Меня расположили к ночлегу в Даниной комнате, заставленной разношерстными книгами – в преимуществе недостойными чтения. Сам внук хозяев лег на кушетку в “большой” комнате, на стоптанные подушки. Я вытянулся под одеялом, смущенный и радостный чему-то неопределенно новому. Посреди кровати был бугор, так что покойно лежать на спине было никак нельзя. “Даня, – думал я, – Даша...” Дальше мысли расползались, ничего толком я уже сообразить не мог, и только выпростал ногу для пискливого комара, чтобы не вился над ухом.
Ночью я вел себя хорошо.
Утром пришел с дежурства дед. Это был добродушный, хрипатый, видимо, очень больной человек. Пытка буржуазными разговорами продолжилась. Перед тем я поставил в магнитофон свою кассету Нино Рота, чтобы хоть как-то чувствовать себя увереннее в этом доме, оттого что не находил опоры в Дане. Даня вместе с тем, что я узнал о нем из интерьера и общения с бабушкой, стал в некотором смысле понятней мне, с других же позиций – много увеличился и отстранился от меня. Мне уже приходилось сопоставлять его, каким я понял его нынче, с тем, каким был он до вчера.
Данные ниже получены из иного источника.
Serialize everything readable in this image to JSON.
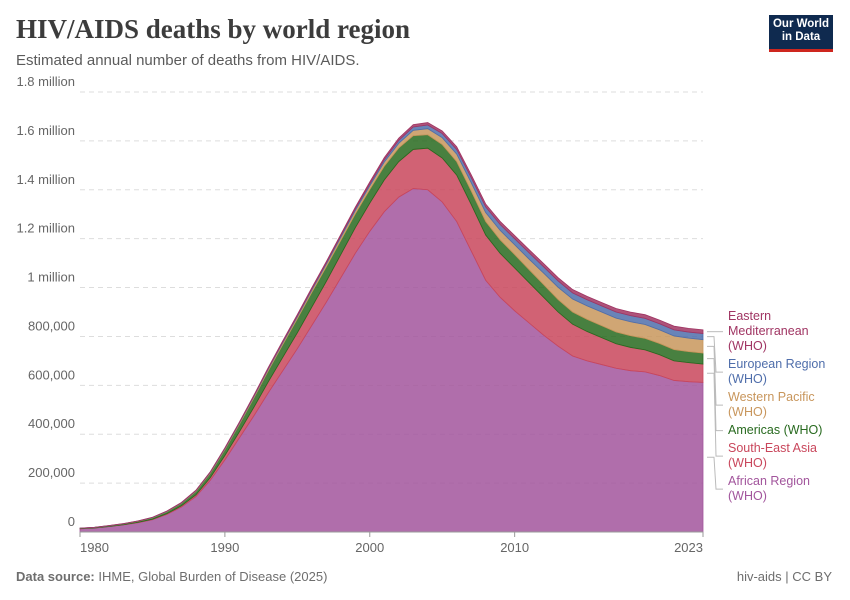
{
  "title": "HIV/AIDS deaths by world region",
  "subtitle": "Estimated annual number of deaths from HIV/AIDS.",
  "logo": "Our World in Data",
  "source_label": "Data source:",
  "source": "IHME, Global Burden of Disease (2025)",
  "footer_right": "hiv-aids | CC BY",
  "chart_data": {
    "type": "stacked-area",
    "x": [
      1980,
      1981,
      1982,
      1983,
      1984,
      1985,
      1986,
      1987,
      1988,
      1989,
      1990,
      1991,
      1992,
      1993,
      1994,
      1995,
      1996,
      1997,
      1998,
      1999,
      2000,
      2001,
      2002,
      2003,
      2004,
      2005,
      2006,
      2007,
      2008,
      2009,
      2010,
      2011,
      2012,
      2013,
      2014,
      2015,
      2016,
      2017,
      2018,
      2019,
      2020,
      2021,
      2022,
      2023
    ],
    "xlim": [
      1980,
      2023
    ],
    "xticks": [
      1980,
      1990,
      2000,
      2010,
      2023
    ],
    "ylim": [
      0,
      1800000
    ],
    "yticks": [
      0,
      {
        "value": 200000,
        "label": "200,000"
      },
      {
        "value": 400000,
        "label": "400,000"
      },
      {
        "value": 600000,
        "label": "600,000"
      },
      {
        "value": 800000,
        "label": "800,000"
      },
      {
        "value": 1000000,
        "label": "1 million"
      },
      {
        "value": 1200000,
        "label": "1.2 million"
      },
      {
        "value": 1400000,
        "label": "1.4 million"
      },
      {
        "value": 1600000,
        "label": "1.6 million"
      },
      {
        "value": 1800000,
        "label": "1.8 million"
      }
    ],
    "grid": true,
    "series": [
      {
        "name": "African Region (WHO)",
        "color": "#a2559c",
        "values": [
          13000,
          16000,
          22000,
          29000,
          38000,
          50000,
          72000,
          102000,
          145000,
          212000,
          295000,
          385000,
          475000,
          570000,
          660000,
          750000,
          845000,
          940000,
          1040000,
          1140000,
          1230000,
          1310000,
          1370000,
          1405000,
          1400000,
          1350000,
          1270000,
          1150000,
          1030000,
          960000,
          905000,
          855000,
          805000,
          760000,
          720000,
          700000,
          685000,
          670000,
          660000,
          655000,
          640000,
          620000,
          615000,
          612000
        ]
      },
      {
        "name": "South-East Asia (WHO)",
        "color": "#c9475c",
        "values": [
          500,
          600,
          800,
          1000,
          1500,
          2000,
          3000,
          5000,
          7000,
          11000,
          18000,
          25000,
          35000,
          45000,
          55000,
          65000,
          75000,
          85000,
          95000,
          105000,
          115000,
          130000,
          145000,
          160000,
          170000,
          180000,
          190000,
          190000,
          185000,
          180000,
          175000,
          165000,
          155000,
          140000,
          130000,
          120000,
          110000,
          100000,
          95000,
          90000,
          85000,
          80000,
          78000,
          75000
        ]
      },
      {
        "name": "Americas (WHO)",
        "color": "#286a1f",
        "values": [
          1500,
          2000,
          2500,
          3000,
          4000,
          6000,
          8000,
          10000,
          14000,
          18000,
          24000,
          30000,
          38000,
          45000,
          52000,
          57000,
          60000,
          60000,
          58000,
          56000,
          56000,
          56000,
          56000,
          56000,
          55000,
          55000,
          55000,
          55000,
          55000,
          55000,
          55000,
          53000,
          52000,
          51000,
          50000,
          50000,
          49000,
          48000,
          48000,
          47000,
          46000,
          46000,
          45000,
          45000
        ]
      },
      {
        "name": "Western Pacific (WHO)",
        "color": "#c8965c",
        "values": [
          300,
          400,
          500,
          600,
          800,
          1000,
          1300,
          1700,
          2200,
          2800,
          3500,
          4500,
          5500,
          6500,
          7500,
          8500,
          9500,
          10500,
          12000,
          13500,
          15000,
          17000,
          19000,
          22000,
          25000,
          28000,
          31000,
          34000,
          37000,
          39000,
          40000,
          43000,
          47000,
          50000,
          53000,
          55000,
          56000,
          57000,
          57000,
          57000,
          56000,
          56000,
          55000,
          55000
        ]
      },
      {
        "name": "European Region (WHO)",
        "color": "#4f6eab",
        "values": [
          200,
          200,
          300,
          400,
          500,
          600,
          800,
          1000,
          1300,
          1600,
          2000,
          2500,
          3000,
          3500,
          4000,
          4500,
          5000,
          5500,
          6500,
          7500,
          8000,
          10000,
          12000,
          14000,
          15000,
          17000,
          19000,
          21000,
          23000,
          24000,
          25000,
          26000,
          26000,
          26000,
          25000,
          25000,
          25000,
          25000,
          25000,
          25000,
          25000,
          25000,
          25000,
          25000
        ]
      },
      {
        "name": "Eastern Mediterranean (WHO)",
        "color": "#a03563",
        "values": [
          300,
          300,
          400,
          500,
          600,
          700,
          900,
          1100,
          1400,
          1700,
          2000,
          2500,
          3000,
          3500,
          4000,
          4500,
          5000,
          5500,
          6000,
          7000,
          8000,
          8500,
          9000,
          9500,
          10000,
          10500,
          11000,
          11500,
          12000,
          12500,
          13000,
          13000,
          13500,
          13500,
          14000,
          14000,
          14000,
          14500,
          14500,
          15000,
          15000,
          15000,
          15000,
          15000
        ]
      }
    ]
  }
}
Я бы не смог определить в словах, что я узнал о нем. Как, например, пересказать в литературном тексте впечатление от его зубной щетки – маленькой, грязной нестерпимо, со сбившимся ворсом. Я не мог подвергнуть эту щетку анализу, я не осуждал ее, она не была мне неприятна, я просто теперь знал о ее существовании.
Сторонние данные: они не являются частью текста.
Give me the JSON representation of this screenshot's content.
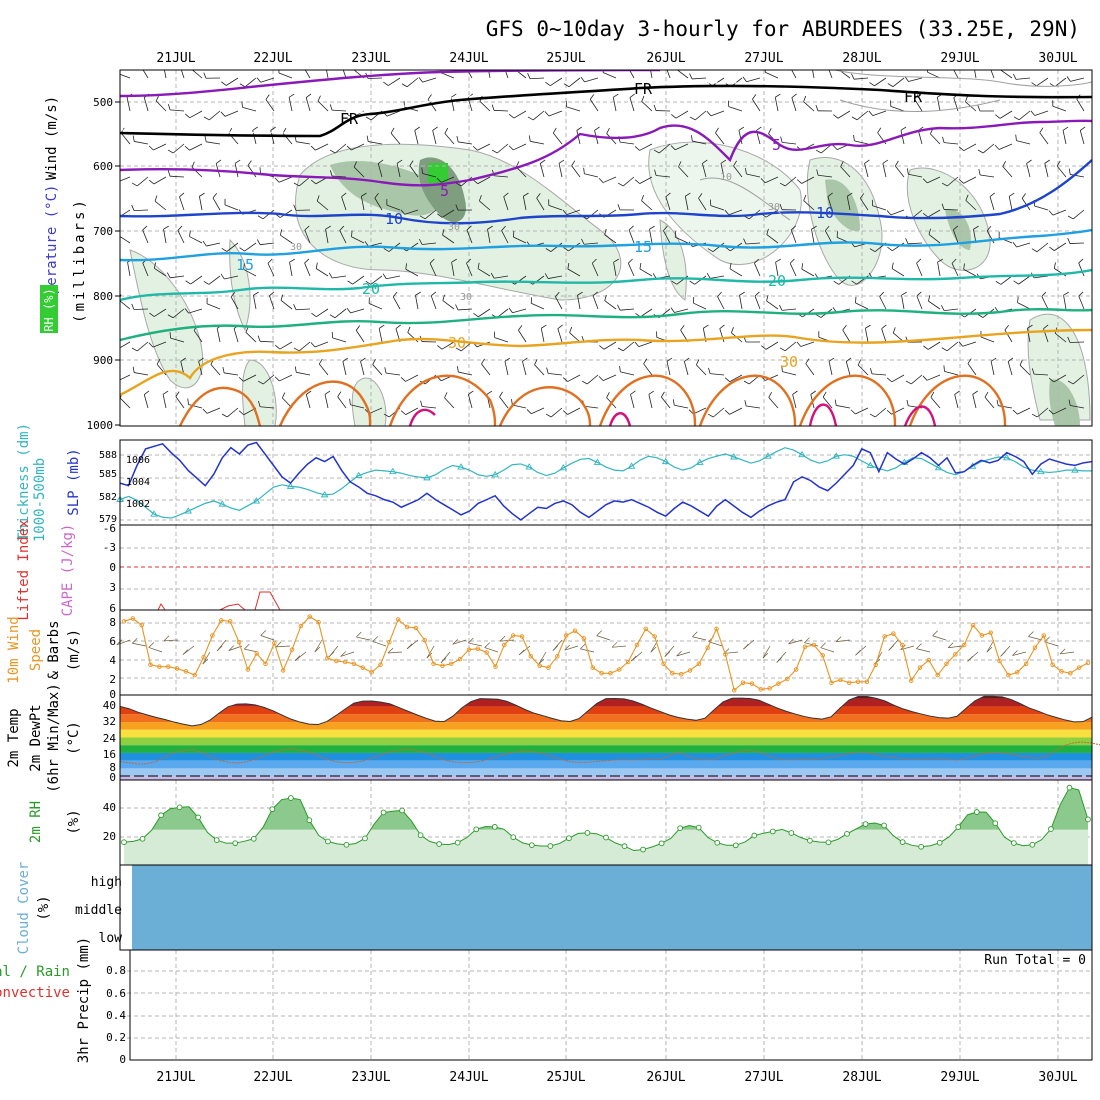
{
  "title": "GFS 0~10day 3-hourly for ABURDEES (33.25E, 29N)",
  "dates": [
    "21JUL",
    "22JUL",
    "23JUL",
    "24JUL",
    "25JUL",
    "26JUL",
    "27JUL",
    "28JUL",
    "29JUL",
    "30JUL"
  ],
  "colors": {
    "grid": "#b4b4b4",
    "axis": "#000000",
    "slp": "#2233cc",
    "thickness": "#33b5c0",
    "lifted": "#e03030",
    "wind_speed": "#e89522",
    "rh2m_fill": "#8cc98c",
    "rh2m_line": "#2a9a2a",
    "cloud": "#6baed6",
    "dewpt": "#c06a3a"
  },
  "panels": [
    {
      "id": "upper",
      "ylabel": [
        "Wind (m/s)",
        "Temperature (°C)",
        "RH (%)",
        "(millibars)"
      ],
      "ticks": [
        "500",
        "600",
        "700",
        "800",
        "900",
        "1000"
      ]
    },
    {
      "id": "slp",
      "ylabel": [
        "Thickness (dm)",
        "1000-500mb",
        "SLP (mb)"
      ],
      "ticks_left": [
        "588",
        "585",
        "582",
        "579"
      ],
      "ticks_right": [
        "1006",
        "1004",
        "1002"
      ]
    },
    {
      "id": "lifted",
      "ylabel": [
        "Lifted Index",
        "CAPE (J/kg)"
      ],
      "ticks": [
        "-6",
        "-3",
        "0",
        "3",
        "6"
      ]
    },
    {
      "id": "wind10",
      "ylabel": [
        "10m Wind",
        "Speed",
        "& Barbs",
        "(m/s)"
      ],
      "ticks": [
        "8",
        "6",
        "4",
        "2",
        "0"
      ]
    },
    {
      "id": "temp2m",
      "ylabel": [
        "2m Temp",
        "2m DewPt",
        "(6hr Min/Max)",
        "(°C)"
      ],
      "ticks": [
        "40",
        "32",
        "24",
        "16",
        "8",
        "0"
      ]
    },
    {
      "id": "rh2m",
      "ylabel": [
        "2m RH",
        "(%)"
      ],
      "ticks": [
        "40",
        "20"
      ]
    },
    {
      "id": "cloud",
      "ylabel": [
        "Cloud Cover",
        "(%)"
      ],
      "ticks": [
        "high",
        "middle",
        "low"
      ]
    },
    {
      "id": "precip",
      "ylabel": [
        "3hr Precip (mm)",
        "Total / Rain",
        "Convective"
      ],
      "ticks": [
        "0.8",
        "0.6",
        "0.4",
        "0.2",
        "0"
      ]
    }
  ],
  "contour_labels": [
    "FR",
    "FR",
    "FR",
    "5",
    "5",
    "10",
    "10",
    "15",
    "15",
    "20",
    "20",
    "30",
    "30",
    "10",
    "30",
    "30",
    "30",
    "30"
  ],
  "run_total": "Run Total = 0",
  "chart_data": [
    {
      "type": "line",
      "title": "SLP and 1000-500mb Thickness",
      "x_unit": "3-hour steps from 20JUL 12Z",
      "series": [
        {
          "name": "SLP (mb)",
          "axis": "right",
          "ylim": [
            1000.5,
            1007.2
          ],
          "values": [
            1003.8,
            1003.6,
            1005.2,
            1006.5,
            1006.7,
            1006.9,
            1006.2,
            1005.6,
            1004.8,
            1004.2,
            1003.6,
            1004.5,
            1005.8,
            1006.6,
            1006.1,
            1006.8,
            1007.0,
            1006.1,
            1005.2,
            1004.3,
            1003.8,
            1004.6,
            1005.3,
            1005.8,
            1005.5,
            1005.9,
            1004.8,
            1003.9,
            1003.5,
            1003.0,
            1002.8,
            1002.5,
            1002.3,
            1001.9,
            1002.2,
            1002.5,
            1003.0,
            1002.5,
            1002.1,
            1001.7,
            1001.3,
            1001.6,
            1002.2,
            1002.5,
            1002.8,
            1002.0,
            1001.4,
            1000.9,
            1001.4,
            1001.9,
            1001.8,
            1002.2,
            1002.4,
            1002.1,
            1001.5,
            1001.1,
            1001.6,
            1002.1,
            1002.4,
            1002.3,
            1002.5,
            1002.2,
            1001.9,
            1001.5,
            1001.2,
            1001.8,
            1002.3,
            1002.0,
            1001.6,
            1001.2,
            1002.0,
            1002.5,
            1002.0,
            1001.5,
            1001.1,
            1001.6,
            1002.0,
            1002.3,
            1002.5,
            1003.9,
            1004.3,
            1004.0,
            1003.5,
            1003.2,
            1003.8,
            1004.5,
            1005.2,
            1006.5,
            1006.2,
            1004.7,
            1006.2,
            1005.7,
            1005.3,
            1005.7,
            1006.2,
            1005.8,
            1005.2,
            1005.8,
            1004.6,
            1004.7,
            1005.2,
            1005.6,
            1005.4,
            1005.6,
            1006.2,
            1005.9,
            1005.5,
            1004.5,
            1005.3,
            1005.7,
            1005.5,
            1005.3,
            1005.2,
            1005.4,
            1005.5
          ]
        },
        {
          "name": "1000-500mb Thickness (dm)",
          "axis": "left",
          "ylim": [
            578.5,
            589.5
          ],
          "values": [
            581.8,
            582.2,
            581.7,
            580.8,
            579.9,
            579.5,
            579.4,
            579.8,
            580.3,
            580.8,
            581.3,
            581.6,
            581.2,
            580.7,
            580.4,
            581.0,
            581.6,
            582.5,
            583.4,
            583.7,
            583.5,
            583.4,
            583.1,
            582.7,
            582.4,
            582.5,
            583.2,
            584.1,
            584.9,
            585.3,
            585.6,
            585.5,
            585.4,
            585.2,
            584.9,
            584.7,
            584.6,
            585.0,
            585.7,
            586.2,
            586.0,
            585.6,
            585.0,
            584.8,
            585.0,
            585.6,
            586.3,
            586.4,
            586.0,
            585.3,
            584.9,
            585.2,
            585.9,
            586.5,
            587.0,
            587.1,
            586.6,
            586.0,
            585.6,
            585.5,
            586.1,
            586.9,
            587.4,
            587.2,
            586.7,
            586.0,
            585.6,
            585.9,
            586.6,
            587.1,
            587.4,
            587.7,
            587.3,
            586.9,
            586.5,
            586.8,
            587.4,
            588.0,
            588.5,
            588.2,
            587.6,
            586.9,
            586.5,
            586.8,
            587.4,
            587.6,
            587.4,
            586.8,
            586.2,
            585.8,
            585.5,
            585.9,
            586.6,
            587.2,
            587.1,
            586.5,
            585.9,
            585.3,
            585.0,
            585.4,
            586.1,
            586.7,
            587.0,
            587.3,
            587.2,
            586.7,
            586.0,
            585.6,
            585.4,
            585.3,
            585.4,
            585.6,
            585.6,
            585.5,
            585.5
          ]
        }
      ]
    },
    {
      "type": "line",
      "title": "10m Wind Speed (m/s)",
      "ylim": [
        0,
        9
      ],
      "values": [
        7.8,
        8.1,
        7.4,
        3.2,
        3.0,
        3.0,
        2.8,
        2.5,
        2.1,
        4.0,
        6.3,
        7.9,
        7.8,
        5.6,
        2.7,
        4.4,
        3.3,
        5.5,
        2.6,
        4.8,
        7.3,
        8.3,
        7.7,
        3.9,
        3.6,
        3.5,
        3.3,
        2.9,
        2.4,
        3.2,
        5.6,
        8.0,
        7.2,
        7.1,
        5.8,
        3.3,
        3.1,
        3.3,
        3.8,
        4.8,
        4.9,
        4.5,
        3.0,
        5.3,
        6.3,
        6.2,
        4.1,
        3.1,
        2.9,
        4.1,
        6.3,
        6.8,
        6.0,
        2.9,
        2.3,
        2.3,
        2.7,
        3.5,
        5.3,
        7.0,
        6.2,
        3.3,
        2.3,
        2.2,
        2.6,
        3.3,
        5.0,
        7.0,
        4.3,
        0.5,
        1.3,
        1.2,
        0.6,
        0.7,
        1.2,
        1.7,
        2.7,
        5.1,
        5.3,
        4.2,
        1.3,
        1.6,
        1.3,
        1.4,
        1.4,
        3.2,
        6.2,
        6.5,
        5.3,
        1.5,
        2.9,
        3.7,
        2.1,
        3.3,
        4.3,
        5.3,
        7.4,
        6.3,
        6.6,
        3.6,
        2.1,
        2.4,
        3.3,
        5.0,
        6.3,
        3.2,
        2.5,
        2.3,
        2.9,
        3.4
      ]
    },
    {
      "type": "area",
      "title": "2m Temp / 2m DewPt (°C)",
      "ylim": [
        -2,
        42
      ],
      "series": [
        {
          "name": "2m Temp",
          "values": [
            36.1,
            34.9,
            33.1,
            31.7,
            30.4,
            29.3,
            28.0,
            26.9,
            26.0,
            26.7,
            29.0,
            32.6,
            35.9,
            37.3,
            37.4,
            36.9,
            35.6,
            33.8,
            31.6,
            29.5,
            28.0,
            26.9,
            26.7,
            28.3,
            31.4,
            34.7,
            37.8,
            38.8,
            38.9,
            38.3,
            37.4,
            35.5,
            33.6,
            31.7,
            30.0,
            28.5,
            28.2,
            31.1,
            35.4,
            38.6,
            40.1,
            40.0,
            39.8,
            38.7,
            36.7,
            34.5,
            32.6,
            31.3,
            29.9,
            28.7,
            28.3,
            29.8,
            33.8,
            37.7,
            40.1,
            40.2,
            40.0,
            38.9,
            37.2,
            35.2,
            33.5,
            31.7,
            30.4,
            29.5,
            28.9,
            30.0,
            34.3,
            38.4,
            40.3,
            40.4,
            40.2,
            39.3,
            37.3,
            35.3,
            33.6,
            32.2,
            30.9,
            30.0,
            29.5,
            30.7,
            35.2,
            39.4,
            41.2,
            41.2,
            40.3,
            38.9,
            36.7,
            34.8,
            33.4,
            32.2,
            31.1,
            30.3,
            30.0,
            31.0,
            35.1,
            39.0,
            41.3,
            41.3,
            41.0,
            39.7,
            37.6,
            35.3,
            33.7,
            31.8,
            30.4,
            29.1,
            28.1,
            28.2,
            30.5
          ]
        },
        {
          "name": "2m DewPt",
          "values": [
            7.5,
            7.0,
            6.3,
            6.4,
            7.5,
            9.9,
            12.3,
            13.2,
            13.8,
            12.5,
            10.2,
            8.2,
            7.3,
            6.8,
            7.3,
            8.6,
            10.6,
            12.5,
            13.5,
            14.0,
            13.4,
            12.5,
            10.5,
            8.7,
            7.4,
            7.0,
            7.1,
            7.8,
            9.3,
            11.1,
            12.6,
            13.6,
            13.8,
            13.4,
            12.3,
            10.1,
            8.3,
            7.4,
            7.0,
            7.1,
            7.6,
            8.7,
            10.3,
            11.7,
            12.6,
            13.0,
            12.6,
            11.7,
            10.0,
            8.5,
            7.5,
            7.1,
            7.2,
            7.6,
            8.0,
            8.3,
            8.5,
            8.3,
            8.5,
            8.8,
            9.1,
            10.2,
            12.6,
            10.5,
            9.0,
            8.5,
            8.5,
            10.4,
            11.6,
            13.1,
            13.5,
            12.7,
            10.6,
            8.9,
            8.4,
            8.5,
            8.7,
            8.6,
            9.0,
            10.0,
            10.6,
            11.8,
            12.5,
            12.3,
            11.2,
            10.1,
            9.7,
            9.0,
            8.6,
            8.7,
            8.8,
            8.9,
            8.6,
            8.2,
            9.2,
            10.5,
            11.7,
            12.3,
            12.1,
            11.4,
            10.4,
            9.7,
            9.3,
            10.5,
            13.6,
            16.0,
            17.3,
            17.7,
            17.1,
            16.1,
            14.5
          ]
        }
      ]
    },
    {
      "type": "area",
      "title": "2m RH (%)",
      "ylim": [
        0,
        60
      ],
      "values": [
        16.1,
        16.7,
        18.5,
        24.7,
        35.1,
        39.7,
        40.7,
        41.1,
        33.6,
        23.0,
        17.6,
        15.4,
        15.4,
        16.8,
        18.5,
        26.6,
        39.4,
        46.1,
        47.3,
        46.2,
        31.6,
        20.9,
        16.6,
        14.9,
        14.3,
        15.2,
        18.8,
        28.9,
        37.1,
        37.9,
        38.5,
        31.2,
        21.0,
        16.6,
        14.8,
        14.4,
        15.8,
        19.4,
        25.2,
        27.2,
        26.9,
        25.2,
        19.6,
        15.6,
        14.0,
        13.4,
        13.4,
        15.2,
        18.9,
        22.3,
        22.7,
        22.0,
        19.4,
        15.6,
        13.3,
        10.2,
        10.9,
        12.8,
        15.3,
        18.8,
        26.0,
        27.9,
        26.4,
        19.4,
        15.7,
        13.9,
        13.9,
        16.3,
        20.8,
        22.4,
        23.7,
        25.1,
        22.6,
        19.4,
        17.2,
        16.2,
        16.0,
        18.1,
        22.0,
        25.5,
        28.9,
        29.6,
        27.9,
        20.6,
        16.2,
        13.9,
        12.9,
        13.6,
        15.7,
        19.8,
        26.8,
        35.4,
        37.4,
        37.3,
        29.5,
        19.6,
        15.5,
        13.6,
        14.3,
        17.9,
        25.4,
        42.6,
        54.6,
        53.0,
        32.2
      ]
    },
    {
      "type": "line",
      "title": "3hr Precip (mm)",
      "ylim": [
        0,
        1
      ],
      "values": [
        0,
        0,
        0,
        0,
        0,
        0,
        0,
        0,
        0,
        0,
        0,
        0,
        0,
        0,
        0,
        0,
        0,
        0,
        0,
        0,
        0,
        0,
        0,
        0,
        0,
        0,
        0,
        0,
        0,
        0,
        0,
        0,
        0,
        0,
        0,
        0,
        0,
        0,
        0,
        0,
        0,
        0,
        0,
        0,
        0,
        0,
        0,
        0,
        0,
        0,
        0,
        0,
        0,
        0,
        0,
        0,
        0,
        0,
        0,
        0,
        0,
        0,
        0,
        0,
        0,
        0,
        0,
        0,
        0,
        0,
        0,
        0,
        0,
        0,
        0,
        0,
        0,
        0,
        0,
        0,
        0,
        0,
        0,
        0,
        0,
        0,
        0,
        0,
        0,
        0,
        0,
        0,
        0,
        0,
        0,
        0,
        0,
        0,
        0,
        0,
        0,
        0,
        0,
        0,
        0,
        0,
        0,
        0
      ]
    }
  ]
}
Дед охотно беседовал, и я орал глупо, громко и отчетливо, потому что он был тугоух. Временами собака, от застарелой девственности впавшая в неразличение полов, забиралась к деду на диван, обхватывала его за шею жилистыми лапами и принималась двигать тазом, отчего старики смеялись. “Посмотрите, как она его любит!” – умилялась бабушка. Я улыбался, смущенный до крайности невинным в своем распутстве животным, наивностью стариков и Даниным равнодушием к происходящему. Мне хотелось поскорее проститься с этим гостеприимным домом и с Даней тоже – на сегодня, чтобы уже кончился, что ли, вчерашний день. Мы вышли, я ощущал на себе несвежесть рубашки, манжета вяло болталась, потому что я потерял запонку, мне хотелось добраться до мамы и отдохнуть. Бабушка Ираида Семеновна зазывала меня еще, еще, даже без Дани, а просто, если буду в этих краях. Я улыбался, кивал, кивал, улыбался и все ждал, ну когда же, когда мы уйдем.
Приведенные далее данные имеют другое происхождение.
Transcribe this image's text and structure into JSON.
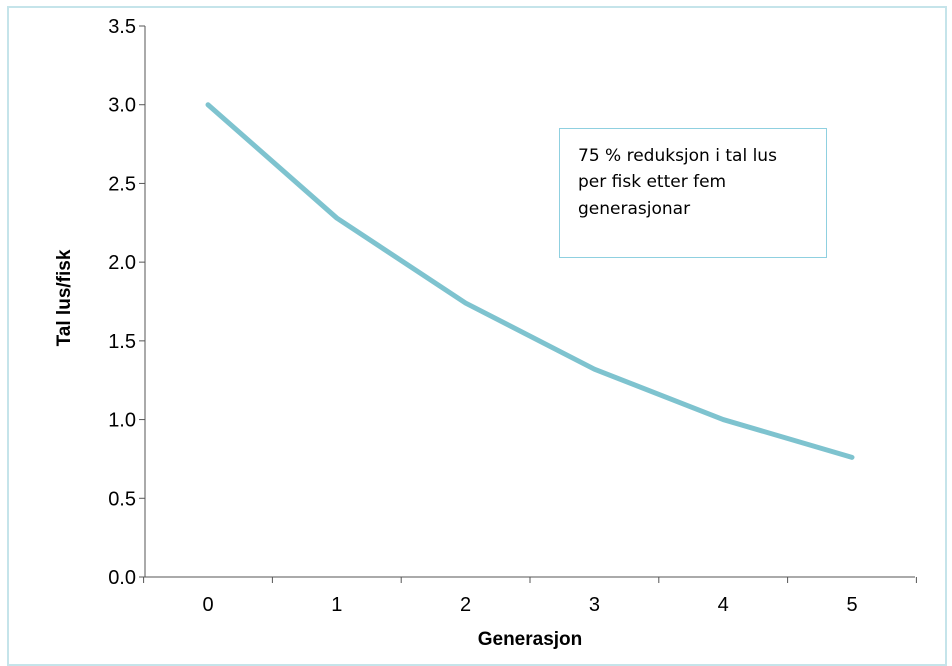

На улице мы шли под руку под единственным зонтиком и я, без особой охоты говорить, но стремясь вернуть себе утраченный было статус учителя и аналитика Даниной жизни, разговаривал о впечатлениях утра. Рассказывал примерно так же, как и Тебе сейчас рассказываю. “Буржуа”, – говорил я, – “Честное бюргерство”, – говорил я, сам думая про себя: “А ведь и он из них, ведь это все – его».
– А вы знаете, – сказал он до некоторой степени неожиданно (может быть, в действительности это больше вязалось с контекстом, чем я сейчас помню), – Ведь я посредственность.
И, собравшись мысленно для афоризма, дополнил:
– Я гений посредственности.
И почувствовал, очевидно, гордость. О, он умел найти то ничтожное, в чем оказался бы велик!